April 12, 2009

Unintended consequences - CFL's and power quality

About a week ago, I had posted a link to an article in Electronic Design News which talked about the poor quality of the current crop of Compact Fluorescent Lamps. Because these lamps do not draw power uniformly, they can present a lot larger load to the power company than is listed on their rated specification. An 18 Watt bulb might actually be drawing 26 Watts. This doesn't show up on your bill as most residential power meters do not measure the power factor. Reader Man Mountain Molehill took the time to actually run some numbers and it's bad. Here are two images that show what is happening:
MMM_CCFL_VI.jpg
Scale factors: Voltage is 50V/div, Current is 200mA/div.
RMS line voltage is 126V, RMS current is 220MA.
Blue = V, Green = I

This works out to almost 28 watts worth of heating effect in the source for only a nominal 15 watts worth of light. No wonder the power companies are worried.

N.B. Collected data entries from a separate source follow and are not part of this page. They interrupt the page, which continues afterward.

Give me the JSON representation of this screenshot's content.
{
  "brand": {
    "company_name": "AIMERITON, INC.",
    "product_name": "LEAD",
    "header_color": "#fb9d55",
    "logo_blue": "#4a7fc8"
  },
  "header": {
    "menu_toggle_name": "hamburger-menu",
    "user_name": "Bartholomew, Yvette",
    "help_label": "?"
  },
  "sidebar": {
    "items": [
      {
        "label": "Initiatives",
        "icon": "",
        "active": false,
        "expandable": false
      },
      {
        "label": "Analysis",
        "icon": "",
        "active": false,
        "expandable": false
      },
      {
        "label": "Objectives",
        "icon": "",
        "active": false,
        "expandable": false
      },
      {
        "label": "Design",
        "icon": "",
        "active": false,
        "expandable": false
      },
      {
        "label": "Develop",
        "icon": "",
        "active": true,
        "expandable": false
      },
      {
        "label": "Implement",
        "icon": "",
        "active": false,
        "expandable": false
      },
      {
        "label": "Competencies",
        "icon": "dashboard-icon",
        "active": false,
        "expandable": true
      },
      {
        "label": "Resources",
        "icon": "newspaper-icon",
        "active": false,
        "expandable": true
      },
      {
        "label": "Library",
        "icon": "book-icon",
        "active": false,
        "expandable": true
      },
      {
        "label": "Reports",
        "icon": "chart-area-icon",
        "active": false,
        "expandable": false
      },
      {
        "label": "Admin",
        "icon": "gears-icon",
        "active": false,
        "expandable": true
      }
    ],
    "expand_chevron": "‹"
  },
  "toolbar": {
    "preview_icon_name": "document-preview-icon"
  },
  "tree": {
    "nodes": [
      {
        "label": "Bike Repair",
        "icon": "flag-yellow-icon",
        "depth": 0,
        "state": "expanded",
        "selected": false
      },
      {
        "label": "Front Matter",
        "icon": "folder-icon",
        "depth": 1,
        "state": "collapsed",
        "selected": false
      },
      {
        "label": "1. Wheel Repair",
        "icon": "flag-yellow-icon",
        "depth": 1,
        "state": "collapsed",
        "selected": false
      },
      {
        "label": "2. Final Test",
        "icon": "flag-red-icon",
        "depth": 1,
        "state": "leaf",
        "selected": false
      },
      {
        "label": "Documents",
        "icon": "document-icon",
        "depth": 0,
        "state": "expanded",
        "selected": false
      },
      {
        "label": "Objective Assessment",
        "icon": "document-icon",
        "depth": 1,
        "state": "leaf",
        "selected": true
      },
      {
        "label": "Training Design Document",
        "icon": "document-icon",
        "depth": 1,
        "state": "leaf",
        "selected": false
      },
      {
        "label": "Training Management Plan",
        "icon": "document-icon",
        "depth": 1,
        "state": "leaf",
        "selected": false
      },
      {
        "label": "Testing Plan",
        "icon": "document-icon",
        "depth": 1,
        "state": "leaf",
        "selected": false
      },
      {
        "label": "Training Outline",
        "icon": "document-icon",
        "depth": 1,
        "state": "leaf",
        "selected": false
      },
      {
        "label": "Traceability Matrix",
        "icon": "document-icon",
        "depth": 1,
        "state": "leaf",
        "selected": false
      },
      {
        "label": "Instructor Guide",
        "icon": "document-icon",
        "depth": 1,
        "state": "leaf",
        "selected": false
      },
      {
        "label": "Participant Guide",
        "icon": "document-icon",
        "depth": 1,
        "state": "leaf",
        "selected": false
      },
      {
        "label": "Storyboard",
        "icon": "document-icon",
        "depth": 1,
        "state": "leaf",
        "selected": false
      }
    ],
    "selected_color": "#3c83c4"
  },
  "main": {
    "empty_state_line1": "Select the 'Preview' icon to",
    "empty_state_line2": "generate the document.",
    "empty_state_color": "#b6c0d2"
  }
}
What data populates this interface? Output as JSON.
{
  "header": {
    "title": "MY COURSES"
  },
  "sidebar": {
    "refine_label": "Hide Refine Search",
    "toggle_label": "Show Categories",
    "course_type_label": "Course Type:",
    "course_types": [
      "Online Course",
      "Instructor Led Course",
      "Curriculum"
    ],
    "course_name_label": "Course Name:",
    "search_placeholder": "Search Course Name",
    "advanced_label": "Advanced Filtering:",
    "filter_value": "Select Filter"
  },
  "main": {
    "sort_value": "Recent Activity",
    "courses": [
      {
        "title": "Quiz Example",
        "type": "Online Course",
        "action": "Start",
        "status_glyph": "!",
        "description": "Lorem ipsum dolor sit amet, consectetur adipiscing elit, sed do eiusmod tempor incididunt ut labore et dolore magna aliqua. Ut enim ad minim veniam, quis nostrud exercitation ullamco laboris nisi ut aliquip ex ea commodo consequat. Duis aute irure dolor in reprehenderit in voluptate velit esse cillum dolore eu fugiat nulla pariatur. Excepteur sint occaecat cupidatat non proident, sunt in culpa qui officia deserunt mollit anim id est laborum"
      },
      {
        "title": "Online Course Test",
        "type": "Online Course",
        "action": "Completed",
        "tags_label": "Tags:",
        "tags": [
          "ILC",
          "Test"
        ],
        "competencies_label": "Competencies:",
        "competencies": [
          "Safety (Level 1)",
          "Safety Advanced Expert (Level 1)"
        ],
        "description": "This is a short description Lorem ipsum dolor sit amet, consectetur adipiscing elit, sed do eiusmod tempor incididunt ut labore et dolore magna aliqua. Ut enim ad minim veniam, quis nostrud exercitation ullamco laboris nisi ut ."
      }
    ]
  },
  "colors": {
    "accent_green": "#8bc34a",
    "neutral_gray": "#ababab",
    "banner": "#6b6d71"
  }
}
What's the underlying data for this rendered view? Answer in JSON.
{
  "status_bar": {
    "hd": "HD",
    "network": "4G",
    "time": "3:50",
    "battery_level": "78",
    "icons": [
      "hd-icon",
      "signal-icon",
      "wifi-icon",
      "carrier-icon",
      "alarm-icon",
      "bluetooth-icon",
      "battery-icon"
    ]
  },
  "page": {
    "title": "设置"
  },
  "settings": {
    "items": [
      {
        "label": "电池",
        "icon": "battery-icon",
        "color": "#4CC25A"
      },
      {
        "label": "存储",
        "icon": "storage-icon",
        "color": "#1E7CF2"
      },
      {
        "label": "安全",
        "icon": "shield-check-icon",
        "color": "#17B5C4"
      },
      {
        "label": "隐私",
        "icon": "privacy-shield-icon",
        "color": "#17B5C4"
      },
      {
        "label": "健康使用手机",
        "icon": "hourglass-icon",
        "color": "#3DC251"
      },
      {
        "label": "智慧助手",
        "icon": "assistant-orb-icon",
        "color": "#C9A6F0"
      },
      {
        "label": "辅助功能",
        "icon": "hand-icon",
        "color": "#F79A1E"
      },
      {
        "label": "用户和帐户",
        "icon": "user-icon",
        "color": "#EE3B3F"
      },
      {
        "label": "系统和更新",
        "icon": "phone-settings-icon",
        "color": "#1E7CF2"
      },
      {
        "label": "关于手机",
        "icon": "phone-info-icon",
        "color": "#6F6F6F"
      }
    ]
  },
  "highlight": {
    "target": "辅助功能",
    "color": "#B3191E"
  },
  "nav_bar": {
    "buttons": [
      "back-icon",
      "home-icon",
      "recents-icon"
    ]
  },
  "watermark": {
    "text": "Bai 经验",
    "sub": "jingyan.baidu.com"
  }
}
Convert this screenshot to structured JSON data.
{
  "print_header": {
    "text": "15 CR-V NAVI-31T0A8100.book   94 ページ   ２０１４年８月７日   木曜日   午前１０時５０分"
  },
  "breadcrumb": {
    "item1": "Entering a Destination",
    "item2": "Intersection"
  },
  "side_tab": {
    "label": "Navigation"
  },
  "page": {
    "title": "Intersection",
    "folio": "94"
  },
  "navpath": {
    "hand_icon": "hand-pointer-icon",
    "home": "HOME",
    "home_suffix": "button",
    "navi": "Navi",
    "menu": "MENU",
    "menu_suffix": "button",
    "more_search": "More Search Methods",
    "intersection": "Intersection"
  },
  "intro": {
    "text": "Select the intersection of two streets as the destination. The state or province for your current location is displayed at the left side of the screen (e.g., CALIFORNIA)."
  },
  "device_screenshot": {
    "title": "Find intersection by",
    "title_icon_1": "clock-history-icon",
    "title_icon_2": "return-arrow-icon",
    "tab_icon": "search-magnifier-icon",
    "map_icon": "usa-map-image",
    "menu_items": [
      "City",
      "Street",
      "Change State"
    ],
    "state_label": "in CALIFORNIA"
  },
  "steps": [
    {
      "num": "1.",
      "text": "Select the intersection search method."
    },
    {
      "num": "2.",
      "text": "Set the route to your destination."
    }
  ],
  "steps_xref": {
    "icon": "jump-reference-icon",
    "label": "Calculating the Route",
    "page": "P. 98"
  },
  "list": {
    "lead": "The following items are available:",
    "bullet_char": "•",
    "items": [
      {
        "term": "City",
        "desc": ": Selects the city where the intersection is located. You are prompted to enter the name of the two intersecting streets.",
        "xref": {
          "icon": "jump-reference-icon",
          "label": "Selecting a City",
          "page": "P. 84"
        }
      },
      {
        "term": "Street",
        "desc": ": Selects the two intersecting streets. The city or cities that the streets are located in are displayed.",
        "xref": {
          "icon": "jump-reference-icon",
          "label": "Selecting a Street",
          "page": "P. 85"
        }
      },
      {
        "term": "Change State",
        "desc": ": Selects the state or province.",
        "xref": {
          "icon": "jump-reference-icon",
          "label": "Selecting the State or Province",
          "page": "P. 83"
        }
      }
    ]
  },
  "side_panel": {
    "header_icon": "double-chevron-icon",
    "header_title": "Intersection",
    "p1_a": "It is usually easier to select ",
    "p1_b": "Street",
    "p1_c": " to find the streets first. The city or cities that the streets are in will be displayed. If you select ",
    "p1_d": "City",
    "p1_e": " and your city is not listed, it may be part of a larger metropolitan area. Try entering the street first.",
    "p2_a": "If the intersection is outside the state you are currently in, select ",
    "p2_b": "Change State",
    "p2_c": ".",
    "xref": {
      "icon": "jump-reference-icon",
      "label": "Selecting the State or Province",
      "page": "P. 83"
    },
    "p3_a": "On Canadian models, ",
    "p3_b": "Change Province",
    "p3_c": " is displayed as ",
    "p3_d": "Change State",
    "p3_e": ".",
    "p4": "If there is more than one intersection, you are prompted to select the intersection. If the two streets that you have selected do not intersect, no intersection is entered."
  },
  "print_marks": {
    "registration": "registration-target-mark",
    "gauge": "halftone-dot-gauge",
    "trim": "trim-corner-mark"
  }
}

There are good technologies for power factor corrected switching supplies available, but they add a lot of cost, and never caught on, even though many governments here and in Europe tried to mandate high PF, low harmonic loads.

The truncated voltage wave is what things look like these days, since a huge percentage of the load takes current at or near the peaks.
MMM_CCFL_Current_Harmonics.jpg
And this is what the current harmonics look like out to 2kHz. Just awful.
The dirty dark secret of CFLs. Costco is starting to sell LED lights -- no bulb lights yet, just two kinds of flood and a small candelabra base lamp. I will look forward to replacing the CFLs as they die out with these... Posted by DaveH at April 12, 2009 3:08 PM
Comments

Completely Wrong. Yes they do create Harmonic distortion but in order for it to be a problem the amount of non linear loads must exceed 1/3rd of the buildings transformer size........200 AMPS Transformer == 66 AMPS or CFL, UPS, Clock Radios.
The only devices that have a linear power draw are inductive motors, heater elements, incandescent light bulbs to name a few. And No LED lightbulbs will not fix this. They also draw power in a non linear form as they are purely a diode.